Ronald Hyde told Kenneth Ford there was no place for such actions when he caught him taking cocaine with a pal in a cubicle in the Jester pub.
Ford’s response to Mr Hyde’s comment that he did not want his wife exposed to such behaviour was to lash out with his fist, sending the rig worker crashing to the ground and knocking him unconscious.
The attack sparked an outbreak of trouble at the pub, in Tasmania Road, South Shields, and Mr Hyde’s leg was left badly broken by the ensuing violence.
Ford and two other men involved in the brawl were spared jail.
Emma Dowling, prosecuting, told Newcastle Crown Court: “Mr Hyde went to the toilets in the premises. When he went in, he could see two males in a cubicle with the door open.
“He suspected they were using drugs and turned around and spoke to them. He challenged them about it.
“He said it was a pub he had frequented for 30 years, and he took exception to the fact that two men were taking illegal drugs in the toilet.
“He said ‘come on, lads. It’s not the place to do that. My wife is out there’.
“The defendant punched him to the face.”
The court heard the forceful blow left Mr Hyde unconscious on the floor.
When drinkers realised the popular regular was lying in a pool of blood, the pub erupted in violence.
The court heard that Mr Hyde’s nephew Jonathan Gowland attacked Ford with a bar stool and pool cue while his pal Lee Manson punched and kicked out.
Miss Dowling said: “Some members of the public were actively joining in. Others were on the phone trying to contact the police. It did cause a significant disturbance.”
Ford, 34, of Austin Avenue, Biddick Hall, South Shields, pleaded guilty to assault.
Gowland, 24, of Finchale Terrace, Jarrow, and Manson, 29, of Inverness Road, also in Jarrow, admitted affray.
All three were given nine-month jail sentences suspended for two years, with 150 hours’ unpaid work and £300 costs.
Recorder Deborah Sherwin told them: “I have no doubt, but for the fact you had all consumed alcohol, none of this, or certainly most of this, would not have happened.
“Mr Hyde, as was his right, remonstrated with Ford about taking cocaine, saying his wife was in the pub. He was then punched in the face and knocked out.
“He remained unconscious for a considerable time, until in the ambulance. Word got out.
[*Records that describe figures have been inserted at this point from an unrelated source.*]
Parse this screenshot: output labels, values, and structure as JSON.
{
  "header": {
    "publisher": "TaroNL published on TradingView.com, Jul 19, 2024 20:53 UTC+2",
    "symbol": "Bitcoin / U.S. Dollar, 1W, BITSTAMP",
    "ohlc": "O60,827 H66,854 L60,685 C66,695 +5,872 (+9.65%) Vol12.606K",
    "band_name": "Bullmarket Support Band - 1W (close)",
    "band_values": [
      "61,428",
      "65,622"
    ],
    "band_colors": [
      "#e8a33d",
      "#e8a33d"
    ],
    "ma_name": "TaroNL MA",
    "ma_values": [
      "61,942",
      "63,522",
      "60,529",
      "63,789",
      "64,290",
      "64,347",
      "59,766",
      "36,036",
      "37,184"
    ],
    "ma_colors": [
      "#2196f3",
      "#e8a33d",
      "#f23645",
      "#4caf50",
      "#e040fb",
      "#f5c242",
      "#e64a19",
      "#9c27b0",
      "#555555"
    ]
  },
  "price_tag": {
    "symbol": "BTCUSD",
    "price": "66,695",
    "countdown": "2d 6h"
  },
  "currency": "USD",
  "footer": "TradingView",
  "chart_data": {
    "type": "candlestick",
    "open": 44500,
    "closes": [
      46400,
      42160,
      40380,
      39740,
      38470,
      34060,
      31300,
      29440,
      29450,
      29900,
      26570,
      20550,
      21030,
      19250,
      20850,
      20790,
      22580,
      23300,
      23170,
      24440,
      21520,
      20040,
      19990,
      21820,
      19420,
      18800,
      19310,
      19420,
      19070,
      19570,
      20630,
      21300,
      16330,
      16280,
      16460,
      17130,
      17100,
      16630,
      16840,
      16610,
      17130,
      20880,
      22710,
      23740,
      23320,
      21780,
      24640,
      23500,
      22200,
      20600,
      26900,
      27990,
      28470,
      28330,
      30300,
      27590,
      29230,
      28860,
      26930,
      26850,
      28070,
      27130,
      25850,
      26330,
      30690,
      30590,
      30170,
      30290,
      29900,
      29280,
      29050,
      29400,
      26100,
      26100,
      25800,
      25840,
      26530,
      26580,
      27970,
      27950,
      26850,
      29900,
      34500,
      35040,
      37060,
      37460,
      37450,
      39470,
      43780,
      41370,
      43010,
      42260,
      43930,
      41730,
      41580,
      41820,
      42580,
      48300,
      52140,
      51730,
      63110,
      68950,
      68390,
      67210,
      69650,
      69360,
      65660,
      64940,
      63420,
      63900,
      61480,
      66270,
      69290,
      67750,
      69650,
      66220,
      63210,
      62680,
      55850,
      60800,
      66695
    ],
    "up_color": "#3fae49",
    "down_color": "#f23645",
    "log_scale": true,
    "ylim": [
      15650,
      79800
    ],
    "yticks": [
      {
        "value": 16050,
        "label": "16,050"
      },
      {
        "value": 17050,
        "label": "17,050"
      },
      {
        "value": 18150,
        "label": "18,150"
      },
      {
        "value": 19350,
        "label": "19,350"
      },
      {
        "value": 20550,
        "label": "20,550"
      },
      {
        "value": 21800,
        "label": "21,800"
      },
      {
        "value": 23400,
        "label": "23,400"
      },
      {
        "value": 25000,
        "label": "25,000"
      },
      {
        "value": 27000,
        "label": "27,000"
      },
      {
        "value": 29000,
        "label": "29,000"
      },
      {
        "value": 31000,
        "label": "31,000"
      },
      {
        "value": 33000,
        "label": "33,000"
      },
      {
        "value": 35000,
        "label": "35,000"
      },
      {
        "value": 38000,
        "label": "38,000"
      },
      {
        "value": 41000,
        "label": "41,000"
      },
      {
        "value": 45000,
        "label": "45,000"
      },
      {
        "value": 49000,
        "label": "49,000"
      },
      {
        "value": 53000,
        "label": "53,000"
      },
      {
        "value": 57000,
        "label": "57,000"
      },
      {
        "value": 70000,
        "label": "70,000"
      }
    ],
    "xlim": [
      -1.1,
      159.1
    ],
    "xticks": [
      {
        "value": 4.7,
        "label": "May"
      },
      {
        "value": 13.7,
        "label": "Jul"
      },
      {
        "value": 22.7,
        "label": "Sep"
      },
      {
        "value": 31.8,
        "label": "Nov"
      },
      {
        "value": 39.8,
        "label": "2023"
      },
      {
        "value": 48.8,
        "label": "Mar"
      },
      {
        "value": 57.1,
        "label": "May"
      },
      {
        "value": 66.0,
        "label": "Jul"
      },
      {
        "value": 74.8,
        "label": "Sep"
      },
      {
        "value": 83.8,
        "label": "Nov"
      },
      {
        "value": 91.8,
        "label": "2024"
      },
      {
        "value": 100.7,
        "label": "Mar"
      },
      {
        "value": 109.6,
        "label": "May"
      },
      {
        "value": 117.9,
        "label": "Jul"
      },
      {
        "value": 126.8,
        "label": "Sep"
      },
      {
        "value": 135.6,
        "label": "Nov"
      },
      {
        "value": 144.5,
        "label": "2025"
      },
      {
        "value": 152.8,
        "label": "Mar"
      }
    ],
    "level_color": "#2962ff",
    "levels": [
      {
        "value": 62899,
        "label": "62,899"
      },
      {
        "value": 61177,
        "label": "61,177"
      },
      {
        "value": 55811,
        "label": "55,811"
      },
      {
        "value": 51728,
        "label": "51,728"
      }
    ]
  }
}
People believed he was seriously injured, even worse than he was, and people sought to exact revenge.”
The judge said the female bar staff acted with “some bravery” in their attempts to stop the trouble in January last year. Stephen Duffield, defending, said it was Ford who knocked Mr Hyde unconscious but he did not break his leg.
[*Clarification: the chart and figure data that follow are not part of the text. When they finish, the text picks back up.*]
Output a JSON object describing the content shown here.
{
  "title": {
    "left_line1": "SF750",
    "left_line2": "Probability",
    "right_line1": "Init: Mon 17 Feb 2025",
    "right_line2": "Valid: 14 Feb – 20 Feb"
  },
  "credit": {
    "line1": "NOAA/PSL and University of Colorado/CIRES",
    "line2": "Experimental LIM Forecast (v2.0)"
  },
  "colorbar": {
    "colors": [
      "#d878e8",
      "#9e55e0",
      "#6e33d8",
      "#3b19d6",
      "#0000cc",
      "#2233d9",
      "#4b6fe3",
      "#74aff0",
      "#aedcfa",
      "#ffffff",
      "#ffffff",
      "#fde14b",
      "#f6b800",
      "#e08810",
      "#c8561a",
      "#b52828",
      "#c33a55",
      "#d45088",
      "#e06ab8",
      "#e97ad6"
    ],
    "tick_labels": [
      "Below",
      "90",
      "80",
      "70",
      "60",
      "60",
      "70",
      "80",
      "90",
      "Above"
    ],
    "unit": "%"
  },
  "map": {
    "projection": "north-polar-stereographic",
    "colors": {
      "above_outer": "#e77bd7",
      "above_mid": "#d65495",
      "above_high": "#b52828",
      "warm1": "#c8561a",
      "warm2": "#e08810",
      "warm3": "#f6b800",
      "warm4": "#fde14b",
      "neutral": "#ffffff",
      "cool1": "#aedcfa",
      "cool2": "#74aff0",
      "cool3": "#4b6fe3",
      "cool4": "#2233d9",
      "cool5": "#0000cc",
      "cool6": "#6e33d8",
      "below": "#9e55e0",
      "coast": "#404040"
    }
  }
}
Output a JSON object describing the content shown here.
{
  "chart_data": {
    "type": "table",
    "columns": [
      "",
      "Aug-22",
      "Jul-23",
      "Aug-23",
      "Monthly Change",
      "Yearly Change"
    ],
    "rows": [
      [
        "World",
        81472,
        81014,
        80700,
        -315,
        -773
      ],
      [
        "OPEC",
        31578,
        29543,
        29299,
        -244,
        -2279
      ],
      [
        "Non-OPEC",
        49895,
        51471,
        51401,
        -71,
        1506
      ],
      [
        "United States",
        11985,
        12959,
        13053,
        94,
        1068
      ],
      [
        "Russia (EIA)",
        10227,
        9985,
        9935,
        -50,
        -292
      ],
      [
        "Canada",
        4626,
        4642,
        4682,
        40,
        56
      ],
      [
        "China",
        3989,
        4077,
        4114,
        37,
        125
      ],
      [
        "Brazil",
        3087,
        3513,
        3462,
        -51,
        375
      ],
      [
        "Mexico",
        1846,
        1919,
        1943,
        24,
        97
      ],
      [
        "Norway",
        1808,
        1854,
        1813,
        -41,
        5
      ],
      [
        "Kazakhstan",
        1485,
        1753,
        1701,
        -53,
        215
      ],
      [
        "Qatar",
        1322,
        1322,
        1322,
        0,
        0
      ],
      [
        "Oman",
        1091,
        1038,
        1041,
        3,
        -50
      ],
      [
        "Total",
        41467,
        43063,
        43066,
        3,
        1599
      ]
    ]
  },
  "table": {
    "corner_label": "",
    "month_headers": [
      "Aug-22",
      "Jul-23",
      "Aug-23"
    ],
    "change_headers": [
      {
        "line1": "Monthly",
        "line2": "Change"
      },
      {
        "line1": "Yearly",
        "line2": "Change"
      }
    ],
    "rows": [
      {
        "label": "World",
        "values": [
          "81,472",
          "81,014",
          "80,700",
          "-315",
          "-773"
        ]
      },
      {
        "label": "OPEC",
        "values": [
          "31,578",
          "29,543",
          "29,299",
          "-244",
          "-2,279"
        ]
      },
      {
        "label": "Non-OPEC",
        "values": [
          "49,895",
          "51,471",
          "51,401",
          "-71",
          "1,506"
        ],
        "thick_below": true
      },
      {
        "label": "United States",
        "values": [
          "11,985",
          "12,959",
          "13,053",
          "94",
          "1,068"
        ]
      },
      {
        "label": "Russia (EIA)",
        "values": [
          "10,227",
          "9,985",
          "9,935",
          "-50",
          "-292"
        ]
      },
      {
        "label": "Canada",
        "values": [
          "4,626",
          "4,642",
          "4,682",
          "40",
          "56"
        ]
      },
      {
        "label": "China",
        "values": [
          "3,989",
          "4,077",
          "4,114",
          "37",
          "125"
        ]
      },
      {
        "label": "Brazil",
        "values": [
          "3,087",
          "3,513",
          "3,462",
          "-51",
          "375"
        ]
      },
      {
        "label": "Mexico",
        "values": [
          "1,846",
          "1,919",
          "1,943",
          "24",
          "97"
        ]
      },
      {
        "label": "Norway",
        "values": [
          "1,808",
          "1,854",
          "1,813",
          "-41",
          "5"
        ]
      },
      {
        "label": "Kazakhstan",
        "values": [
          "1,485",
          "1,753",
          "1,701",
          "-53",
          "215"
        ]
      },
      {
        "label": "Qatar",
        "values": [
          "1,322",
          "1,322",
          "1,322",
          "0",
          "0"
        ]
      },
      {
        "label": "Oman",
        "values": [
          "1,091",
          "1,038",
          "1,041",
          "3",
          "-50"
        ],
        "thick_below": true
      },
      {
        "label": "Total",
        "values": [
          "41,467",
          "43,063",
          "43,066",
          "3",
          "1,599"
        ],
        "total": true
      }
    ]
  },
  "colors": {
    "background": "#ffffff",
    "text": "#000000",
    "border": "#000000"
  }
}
Mr Duffield said: “He is deeply ashamed of what he did that night. It is plain that this is highly out of character
“He accepts that, at the time, he was, stupidly, occasionally taking cocaine and was drinking too much.
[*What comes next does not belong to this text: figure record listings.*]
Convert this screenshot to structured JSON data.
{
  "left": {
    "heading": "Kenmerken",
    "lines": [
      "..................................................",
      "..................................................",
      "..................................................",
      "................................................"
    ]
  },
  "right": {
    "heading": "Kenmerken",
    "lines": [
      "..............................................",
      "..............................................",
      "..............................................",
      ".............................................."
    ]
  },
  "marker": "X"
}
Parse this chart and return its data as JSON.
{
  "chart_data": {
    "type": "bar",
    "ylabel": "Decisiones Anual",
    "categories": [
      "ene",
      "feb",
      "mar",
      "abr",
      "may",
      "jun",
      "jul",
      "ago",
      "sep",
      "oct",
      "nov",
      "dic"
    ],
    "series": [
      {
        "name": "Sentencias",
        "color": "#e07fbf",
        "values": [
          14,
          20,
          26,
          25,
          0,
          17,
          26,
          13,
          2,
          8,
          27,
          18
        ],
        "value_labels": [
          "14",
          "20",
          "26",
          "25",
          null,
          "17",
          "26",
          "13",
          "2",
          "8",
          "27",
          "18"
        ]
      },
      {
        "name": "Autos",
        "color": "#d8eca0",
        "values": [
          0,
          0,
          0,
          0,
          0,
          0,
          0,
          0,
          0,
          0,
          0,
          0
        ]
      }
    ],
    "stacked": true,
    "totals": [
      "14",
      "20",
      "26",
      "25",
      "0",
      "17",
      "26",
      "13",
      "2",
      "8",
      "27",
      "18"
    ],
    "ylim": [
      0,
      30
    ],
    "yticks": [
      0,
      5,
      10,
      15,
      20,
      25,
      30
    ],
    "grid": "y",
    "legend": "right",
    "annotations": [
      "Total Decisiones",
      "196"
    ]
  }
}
“He now drinks much more responsibly and does not use cocaine at all.”
Amanda Rippon, defending Gowland, said the nephew had seen his uncle lying on the pub’s floor in a pool of blood and lost his temper.
Miss Rippon said: “He became utterly distraught and lost all control.
“He is deeply, deeply ashamed.”
Peter Schofield, defending, said Manson also lost his temper after seeing the injured man, adding: “Trouble wasn’t looked for on his part.”